The feral cat problem in and around Bonvillain’s Second Avenue neighborhood was largely under control thanks to neighbors who regularly spent hundreds of dollars to trap the cats and have them spayed or neutered before returning them to the colony.

But then early this summer, Bonvillain said, a family nearby moved out of the area, leaving behind not only an apartment ruined by some 17 cats but the animals themselves. Within weeks, three of the onetime pets had delivered litters of kittens.

“We called every shelter around asking for help and no one could take any more cats – they’re full, overflowing,” she said.

Bonvillain said one resident of the neighborhood said the animals would be “going bye-bye soon,” a statement she believed implied wiping out all the animals.

“I know we have had instances in the area where people have set out antifreeze and other poison,” she said. “It’s an absolutely horrible death and there’s also the risk that someone’s pet could wander by, the poisoned food and be killed as well.”

Bonvillain and the neighbors working with her tried to find a veterinarian who would spay or neuter the animals for free, or even euthanize the cats who are sick, but vet offices say they can’t perform such services without money to cover their costs.

“No one wants to think about an animal having to be euthanized, but at least the death then would be humane,” she said.

Through the Spay Today program, Jefferson County veterinarians offer discounted fees for spaying, neutering and other work, but the cost of paying for such care for a large group of cats quickly becomes overwhelming.

“The Spay Today fee for spaying or neutering runs more than $90 at some vet’s offices in the county — and that’s for a single animal,” Bonvillain said. “Animals that are being fixed have to get a rabies shot, too, so that’s another $10 or more.”

So what’s the solution?

Bonvillain, who regularly feeds the homeless animals that camp out down the street and tries to socialize kittens so that they might be candidates for adoption someday, also spends time trying to think of ways to combat the area’s feral cat overload.

She’d like to see a greater understanding the community about the problem so that pet owners who let their cats outside realize the importance of getting their animal fixed.

“If young people who have to complete community service hours could spend some time in an animal shelter, there would start to be a much better appreciation for the need to keep this population under control,” she said.
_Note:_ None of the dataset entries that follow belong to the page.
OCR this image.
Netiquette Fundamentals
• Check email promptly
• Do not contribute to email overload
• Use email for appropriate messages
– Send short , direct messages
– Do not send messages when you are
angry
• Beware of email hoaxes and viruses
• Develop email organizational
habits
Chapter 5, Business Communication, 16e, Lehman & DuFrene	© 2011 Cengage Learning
Another idea of Bonvillain’s is to create a problem to manage feral cat populations by borrowing ideas from the biologists working on deer overpopulation.

“In some communities in Maryland, deer are given what is basically the birth control pill – and they’ve been able to keep the deer population in check,” she said. “What if pet food companies were required to include hormones that block female cats from reproducing or keep male cats from wanting to reproduce? And then consumers who wanted their pets to breed could buy a more expensive cat food made without the birth control component.”

Bonvillain also hopes more animal lovers in the community begin to pressure shelters in the region to do more to tackle the problem rather than merely react to it and talk with vets they know in hopes that more of them will begin to do all they can to find solutions.

“There are so many people in our community who want to do the right thing,” she said. “They want to help but it’s hard to know just what to do.”